I didn’t always obsessively photograph cemeteries.
The story of how I got to here – a husband, father of a toddler, and a teacher whose free time has ebbed much more than it has flowed over the past few years – is a long and rather boring one, but it serves as a decent introduction to this blog.
I have always been a history nerd, though my path in history has never been a straight one – from specializing in East European and Balkan nationalism studies in college, to African history in grad school, and now finally in US history as a high school teacher, I’ve never exactly specialized the way academic history tends to want one to do. There have been, however, common threads in my reading, writing, and thinking. One of them – maybe, if pressed, the biggest – is the question of how we remember history; how we, in many ways, live within it, even if we know nothing about it. I’ve always loved memorials and museums, as well as the controversies and disagreements they so often engender.
Add to that lifelong interest a more recent one – photography – and you have the makings of a remarkably nerdy hobby: visiting and photographing historical sites, memorials, and (recently) especially graves.
The ‘project’ phase of my photography began with a trip to the American Southwest with my wife, also a history teacher. On that trip, without really planning to, we visited three different state capitol buildings: Santa Fe, New Mexico; Denver, Colorado; and Cheyenne, Wyoming. After we returned, I started thinking about these buildings, and how each attempts to present a story about its state’s history and identity. I began to investigate these buildings, and developed a photographic challenge for myself: visit and photograph all 50 capitol buildings in the United States, with a special eye toward that tendency to mythologize and retell. To date, I’ve managed 24 capitols.
On a trip to the Tennessee capitol in Nashville, I visited the graves of both Andrew Jackson and James K. Polk, and decided that Presidential gravesites would be an interesting challenge as well; I’m now up to 22 of those. Vice Presidential graves followed, as did Supreme Court Justices, Speakers of the House, and Secretaries of State.
But, life changes plans. My son Henry was born not too long after this mission started, and gallavanting around the country tends to become a bit harder with an infant or a toddler around. So, I started to think close to home as well; city and town halls in Massachusetts, as well as the graves of Massachusetts Governors and Senators.
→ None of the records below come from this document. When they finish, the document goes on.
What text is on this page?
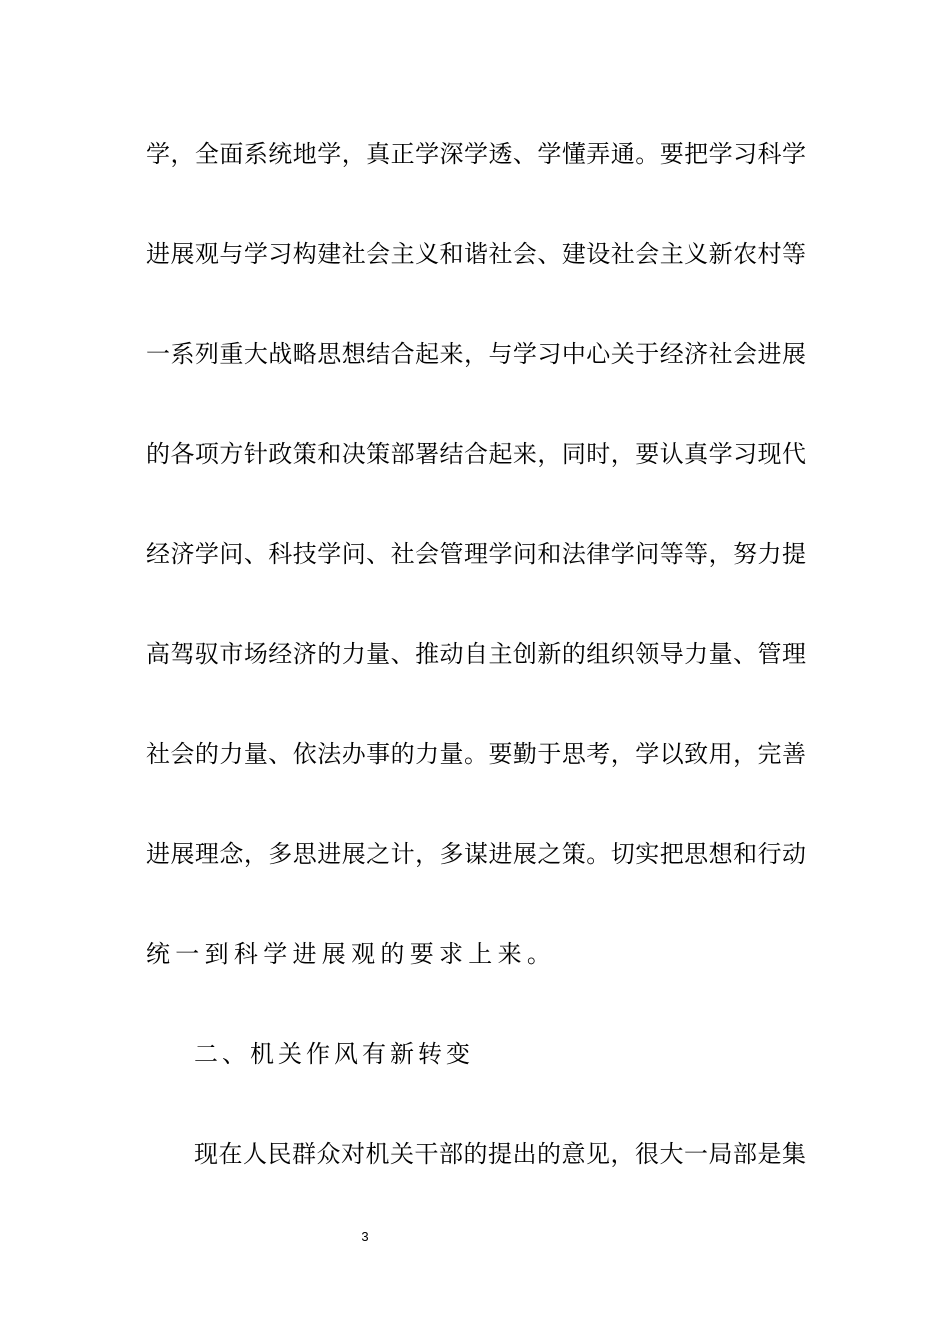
学，全面系统地学，真正学深学透、学懂弄通。要把学习科学
进展观与学习构建社会主义和谐社会、建设社会主义新农村等
一系列重大战略思想结合起来，与学习中心关于经济社会进展
的各项方针政策和决策部署结合起来，同时，要认真学习现代
经济学问、科技学问、社会管理学问和法律学问等等，努力提
高驾驭市场经济的力量、推动自主创新的组织领导力量、管理
社会的力量、依法办事的力量。要勤于思考，学以致用，完善
进展理念，多思进展之计，多谋进展之策。切实把思想和行动
统一到科学进展观的要求上来。
二、机关作风有新转变
现在人民群众对机关干部的提出的意见，很大一局部是集
3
I began getting into some actual research to try and track down undocumented graves (with a little bit of success!).
Even as I did that, however, I kept running across interesting graves that were on none of my lists – graves of incredibly influential or interesting people who simply had the good sense to never run for office. So, over the course of some time recently, I sat down and began to draw up a list – as comprehensive as I could manage – of all of the influential Americans I could find. Using trusty sources (most notably findagrave.com) I located their graves. That list grew… and grew, and grew, and grew. It now sits at over 500 names – politicians, activists, scientists, writers, musicians, soldiers and many others. Now, no matter where I am in the country or state, I likely have somewhere I can visit, photograph, and learn from.
So, the goal of this blog is to tell the stories of as many of these people as I can, as well as some thoughts on how we remember them, and how we remember in general. Not every post will be about graves, but a lot of them will. There will always be photos. It’ll probably bore the living hell out of 99.99% of the populace. But, for the other .01% of you, welcome and enjoy!